Un essaim de journalistes se pressait autour du thermos d'eau bouillante lorsque José reparut dans la rédaction, l'air à la fois amusé et pensif. Il embrassa Louise sur le front et ils se dirigèrent ensemble vers la sortie principale du journal. Il y avait un arrêt de bus sur le trottoir d'en face mais ce jour là ils se dirigèrent vers le marché qui se trouvait un peu plus loin et où le bus passait aussi. L'arrêt du marché sentait mauvais mais les deux bus y passaient, on attendait moins longtemps mais on attendait au milieu des détritus, des pelures de fruits et des canettes de soda, restes du marché du jour, ainsi que des enfants des rues avec leurs casiers en bois pleins de bonbons acidulés qu'ils essayaient de vendre à tout prix aux gens hostiles, indifférents ou apeurés qui attendaient là. Le voyage retour fut tout aussi chaotique que l'aller, Louise mit sa tête sur l'épaule de José et ferma les yeux un instant.
"Tu veux manger au restaurant ce soir ?"lui demanda-t-il,"je te trouve un peu fatiguée…"
"C'est vrai que je suis fatiguée"répondit-elle,"je ne sais pas pourquoi, aujourd'hui je n'ai rien fait de particulier, je n'ai pas de raison d'être fatiguée."

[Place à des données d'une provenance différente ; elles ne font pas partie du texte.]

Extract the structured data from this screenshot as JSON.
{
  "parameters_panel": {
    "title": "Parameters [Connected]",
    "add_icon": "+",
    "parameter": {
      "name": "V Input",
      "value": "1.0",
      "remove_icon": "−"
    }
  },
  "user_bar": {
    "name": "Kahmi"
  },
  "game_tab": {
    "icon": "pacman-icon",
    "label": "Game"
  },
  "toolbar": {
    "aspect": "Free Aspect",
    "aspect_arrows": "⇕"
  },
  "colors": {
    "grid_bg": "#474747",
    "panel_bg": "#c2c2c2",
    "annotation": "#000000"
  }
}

"Qu'est-ce que tu as fait cette après-midi ?"lui demanda José.
"Je suis allée faire les courses au supermarché, j'ai relu quelques notes que j'avais prises mercredi à la bibliothèque… voilà, pas grand chose en somme."
"Peut-être que tu es tendue ou préoccupée par quelque chose ?"
"Peut-être…"Louise pensait qu'elle allait commencer à travailler d'ici quelques semaines, cela l'angoissait un peu, elle n'avait jamais été professeur de français et le temps de ses études en France lui paraissait déjà loin, serait-elle capable de faire ce qu'on attendait d'elle ? Les élèves seraient-ils difficiles à contenter ? dissipés ? exigeants ?
"C'est ce nouveau travail qui t'inquiète, Louise ?"sans attendre de réponse José poursuivit "tu sais que rien ne t'oblige à travailler, nous pouvons nous contenter de mon salaire, même s'il n'est pas merveilleux…"
"Mais je veux travailler !"l'interrompit vivement Louise
"Je sais ma chérie, tout ce que je veux dire c'est que si tu n'aimes pas ce travail tu pourras toujours en chercher un autre, tu comprends ?"
"Je sais tout cela, José, je sais. C'est juste que la France me paraît si loin, je veux dire, plus rien ne m'y rattache vraiment, tu comprends, maintenant que je n'ai plus ma mère, c'est comme si j'avais perdu mes racines… pourtant elles sont là, je les sens en moi, et ce travail, j'ai envie qu'il soit comme une renaissance, qu'il me fasse retrouver cette partie de moi…"
"Et si on y allait vraiment, là-bas ? Ça te plairait ?"José avait maintenant son visage d'enfant que Louise aimait tant, il était parti dans un voyage imaginaire et instantané pour l'Europe.